The Salvation of Man

The Salvation of Man

 

Garrett owned a community theater in Bullet, Texas where he debuted a play he wrote in which a man named Garrett strikes it rich in oil and purchases most of a small Texas town named Bullet. He burns half of it down and then rapes Sue Ellen the librarian and kills her husband.
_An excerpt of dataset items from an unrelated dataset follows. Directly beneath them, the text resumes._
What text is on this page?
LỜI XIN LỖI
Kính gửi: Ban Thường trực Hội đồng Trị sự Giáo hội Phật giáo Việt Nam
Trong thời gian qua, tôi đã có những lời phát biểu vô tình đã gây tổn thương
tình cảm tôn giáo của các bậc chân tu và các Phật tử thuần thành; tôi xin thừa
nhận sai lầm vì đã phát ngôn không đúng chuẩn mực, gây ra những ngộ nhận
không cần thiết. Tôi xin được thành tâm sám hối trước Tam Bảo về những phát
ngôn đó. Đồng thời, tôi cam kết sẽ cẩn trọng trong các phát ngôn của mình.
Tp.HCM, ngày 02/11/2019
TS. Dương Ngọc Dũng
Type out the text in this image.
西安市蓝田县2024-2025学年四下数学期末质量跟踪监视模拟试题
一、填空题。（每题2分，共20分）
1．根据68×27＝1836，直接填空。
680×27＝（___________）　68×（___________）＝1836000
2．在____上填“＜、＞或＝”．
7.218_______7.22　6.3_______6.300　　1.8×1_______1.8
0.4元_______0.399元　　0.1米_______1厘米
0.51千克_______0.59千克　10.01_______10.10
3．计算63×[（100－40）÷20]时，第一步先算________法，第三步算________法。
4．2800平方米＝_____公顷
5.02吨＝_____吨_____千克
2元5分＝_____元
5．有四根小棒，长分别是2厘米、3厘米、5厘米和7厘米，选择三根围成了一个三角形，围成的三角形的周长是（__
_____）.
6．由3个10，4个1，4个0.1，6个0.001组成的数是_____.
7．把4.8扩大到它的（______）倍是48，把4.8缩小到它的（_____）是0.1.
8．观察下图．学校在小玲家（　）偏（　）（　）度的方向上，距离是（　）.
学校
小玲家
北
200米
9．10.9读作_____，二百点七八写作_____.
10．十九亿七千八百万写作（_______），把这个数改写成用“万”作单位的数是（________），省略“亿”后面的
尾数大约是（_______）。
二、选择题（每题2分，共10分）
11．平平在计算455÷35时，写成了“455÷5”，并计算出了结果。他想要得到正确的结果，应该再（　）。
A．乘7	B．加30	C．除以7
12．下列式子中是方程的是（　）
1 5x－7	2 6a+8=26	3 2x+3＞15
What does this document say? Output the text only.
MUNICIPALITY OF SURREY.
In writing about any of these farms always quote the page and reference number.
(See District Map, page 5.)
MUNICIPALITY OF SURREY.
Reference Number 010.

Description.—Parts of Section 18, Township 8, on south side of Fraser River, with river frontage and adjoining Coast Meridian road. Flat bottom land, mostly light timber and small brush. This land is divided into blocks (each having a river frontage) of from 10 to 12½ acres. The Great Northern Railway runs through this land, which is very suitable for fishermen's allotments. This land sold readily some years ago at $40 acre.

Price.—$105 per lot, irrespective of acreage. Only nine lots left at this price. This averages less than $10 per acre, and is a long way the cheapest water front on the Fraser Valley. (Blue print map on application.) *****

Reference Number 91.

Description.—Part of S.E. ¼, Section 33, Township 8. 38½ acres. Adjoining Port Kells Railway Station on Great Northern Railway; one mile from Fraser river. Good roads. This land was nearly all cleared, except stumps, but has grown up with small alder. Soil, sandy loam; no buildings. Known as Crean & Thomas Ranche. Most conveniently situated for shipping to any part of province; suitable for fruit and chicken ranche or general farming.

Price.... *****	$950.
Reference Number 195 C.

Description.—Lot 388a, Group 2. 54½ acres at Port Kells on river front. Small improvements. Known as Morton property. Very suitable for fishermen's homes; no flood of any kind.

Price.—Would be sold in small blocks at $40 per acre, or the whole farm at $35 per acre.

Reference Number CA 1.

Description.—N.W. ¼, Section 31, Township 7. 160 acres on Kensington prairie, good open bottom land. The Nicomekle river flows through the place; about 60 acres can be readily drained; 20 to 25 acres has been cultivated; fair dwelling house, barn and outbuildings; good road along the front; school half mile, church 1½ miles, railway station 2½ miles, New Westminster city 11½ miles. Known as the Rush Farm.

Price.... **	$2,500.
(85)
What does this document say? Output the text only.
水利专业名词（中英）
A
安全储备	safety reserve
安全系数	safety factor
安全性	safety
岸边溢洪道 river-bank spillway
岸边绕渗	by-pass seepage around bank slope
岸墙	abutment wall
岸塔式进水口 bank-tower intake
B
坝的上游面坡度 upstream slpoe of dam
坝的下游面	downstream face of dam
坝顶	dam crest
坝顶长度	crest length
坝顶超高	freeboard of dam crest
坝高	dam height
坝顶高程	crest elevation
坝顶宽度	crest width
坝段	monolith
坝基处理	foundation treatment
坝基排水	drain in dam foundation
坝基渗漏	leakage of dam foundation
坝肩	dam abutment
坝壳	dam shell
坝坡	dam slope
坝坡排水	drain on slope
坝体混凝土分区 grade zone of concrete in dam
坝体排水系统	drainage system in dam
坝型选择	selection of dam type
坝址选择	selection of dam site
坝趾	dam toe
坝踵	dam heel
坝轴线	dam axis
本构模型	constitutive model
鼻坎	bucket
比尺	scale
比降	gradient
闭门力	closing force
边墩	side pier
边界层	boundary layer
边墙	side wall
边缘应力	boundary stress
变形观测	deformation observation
The next day, Sue Ellen’s husband, Bobby, went to the theater, which was also Garrett’s home, and threatened him repeatedly. Garrett, without ever looking at Bobby, said, “First Amendment.”

“You ever heard of the second amendment?” shouted Bobby, as he pushed Garrett to the ground.

Garrett was already a social outcast due to his old-fashioned style of dress and his half-burnt face, but his play pushed him over the edge to a full-fledged pariah. Now no one, not even his mother, would talk to him.

She answered the door when he knocked, with a cigarette dangling from her mouth, a habit that was the initial cause of her son’s burnt face, and she said, “I can’t talk. Sherlock Holmes is on.”

Garrett fell into a long period of drunkenness and solitude until he came to the realization that the play was his downfall so the play shall be his savior. He vowed to create a work to redeem his self and to restore Sue Ellen’s good name.

He worked for months and came up with The Salvation of Man.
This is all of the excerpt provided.